Delivering American University's news and views since 1925. | Saturday, November 18, 2017

AU leaves students in the dark with campus climate survey results

Administrators must be more transparent with the 2017 campus climate survey

AU leaves students in the dark with campus climate survey results

Administrators released results of an internal campus climate survey completed in 2017. Among the results: 34 percent of black students said they felt AU was "committed" to creating a campus community where everyone has a sense of belonging. 

American University has once again completed its biannual campus climate survey. If this is the first you are hearing of said survey, don’t worry, because you’re not alone.

Administrators conducted a survey of random students in the Spring of 2017, compiled the data and released some of that information to the public at an Oct. 19 meeting. The results revealed a sour insight into the campus climate, indicating that only 34 percent of African-American students answered “almost always” or “most of the time” to the question “is American University committed to creating a campus community where everyone has a sense of belonging?”

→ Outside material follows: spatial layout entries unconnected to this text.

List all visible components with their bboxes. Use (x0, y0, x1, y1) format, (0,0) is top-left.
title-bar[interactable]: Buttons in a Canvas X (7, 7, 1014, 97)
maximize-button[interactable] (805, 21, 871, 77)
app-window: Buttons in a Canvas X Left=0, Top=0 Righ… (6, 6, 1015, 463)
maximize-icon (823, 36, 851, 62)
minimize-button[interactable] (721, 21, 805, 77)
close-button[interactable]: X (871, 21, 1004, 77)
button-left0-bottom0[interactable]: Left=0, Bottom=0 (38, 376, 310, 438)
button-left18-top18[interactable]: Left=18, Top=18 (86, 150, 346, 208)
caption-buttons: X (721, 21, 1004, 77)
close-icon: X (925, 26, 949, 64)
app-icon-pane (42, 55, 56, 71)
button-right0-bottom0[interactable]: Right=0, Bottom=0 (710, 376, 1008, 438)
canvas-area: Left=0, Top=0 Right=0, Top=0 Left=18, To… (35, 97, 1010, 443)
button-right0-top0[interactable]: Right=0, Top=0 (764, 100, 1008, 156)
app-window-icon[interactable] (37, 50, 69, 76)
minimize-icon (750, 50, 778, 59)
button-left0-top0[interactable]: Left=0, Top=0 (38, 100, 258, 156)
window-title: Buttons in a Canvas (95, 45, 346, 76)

While the data the University released was exceptionally damning, it is a fragment of the information collected from the survey. When questioned why they would release only a portion of the results, AU’s Assistant Vice President of Communications Camille Lepre declined to answer.

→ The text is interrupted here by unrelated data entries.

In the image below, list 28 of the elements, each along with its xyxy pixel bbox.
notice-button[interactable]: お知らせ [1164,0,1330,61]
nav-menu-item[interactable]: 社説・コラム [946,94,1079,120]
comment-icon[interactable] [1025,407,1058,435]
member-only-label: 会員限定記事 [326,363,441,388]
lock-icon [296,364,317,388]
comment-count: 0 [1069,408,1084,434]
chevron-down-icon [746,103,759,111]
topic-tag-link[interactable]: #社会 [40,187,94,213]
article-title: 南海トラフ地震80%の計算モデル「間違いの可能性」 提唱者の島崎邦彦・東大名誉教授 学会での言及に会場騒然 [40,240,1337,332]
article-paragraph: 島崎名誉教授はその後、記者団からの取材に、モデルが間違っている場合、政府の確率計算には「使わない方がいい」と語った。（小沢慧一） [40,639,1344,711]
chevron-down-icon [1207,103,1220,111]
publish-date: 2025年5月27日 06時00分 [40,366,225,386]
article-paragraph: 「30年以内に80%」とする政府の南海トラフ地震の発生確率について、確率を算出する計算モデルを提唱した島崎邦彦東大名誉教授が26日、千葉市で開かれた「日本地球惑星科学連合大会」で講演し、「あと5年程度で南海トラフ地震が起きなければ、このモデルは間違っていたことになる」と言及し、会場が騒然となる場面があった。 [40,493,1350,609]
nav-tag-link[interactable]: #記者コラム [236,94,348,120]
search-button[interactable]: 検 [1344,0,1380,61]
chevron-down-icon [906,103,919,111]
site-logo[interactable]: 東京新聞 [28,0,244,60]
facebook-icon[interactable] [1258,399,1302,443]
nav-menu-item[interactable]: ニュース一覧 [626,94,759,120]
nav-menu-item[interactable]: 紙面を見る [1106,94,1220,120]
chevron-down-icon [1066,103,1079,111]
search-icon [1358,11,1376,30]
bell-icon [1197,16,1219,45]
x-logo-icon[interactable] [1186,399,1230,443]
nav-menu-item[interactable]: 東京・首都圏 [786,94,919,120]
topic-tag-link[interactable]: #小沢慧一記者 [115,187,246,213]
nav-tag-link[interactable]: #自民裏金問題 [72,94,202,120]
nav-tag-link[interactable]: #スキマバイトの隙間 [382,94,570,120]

In fact, had it not been for the efforts of SG President Taylor Dumpson, the University likely would not have released the data at all. The Eagle commends Dumpson on her advocacy at the September town hall meeting and her resolve in fighting for the release of the results. Withholding information is not only a detriment to students, it is a blatant contradiction of transparency.

The administration owes it to campus community to release the full results of the survey. The data might be damaging, but AU needs to face the criticism. A solution will never be achieved if the administration closes the door on its students. The Eagle staff finds severe fault in the lack of transparency from AU, and have found numerous flaws in their methods.

The survey does not recycle its questions. How can the University create a baseline of information if the data is inconsistent from survey to survey? Certainly, no comparison can be made from information that is collected haphazardly, especially when information is withheld from the public.

Data needs to be collected yearly, openly and loudly. Too often, students miss out on the survey because AU only publicizes it through email. As a study that plays a role in the decision-making of the University, students need to be made aware of its occurrence — which should be annual. Two years is too great of a span between surveys, as the climate on campus changes quickly.

The Eagle staff would also like to note that the survey was completed April 30, the day before bananas were hung from nooses. So, although the results are already grim, they do not reflect the context of the racist incidents have occurred since then. An annual survey would reflect those incidents more accurately.

Yet, none of that matters if the results are not made public. Without the complete transparency of the administration, students are left in the dark. Until the full and unfiltered results of the survey are released to the public, student trust in our university administration will continue to falter.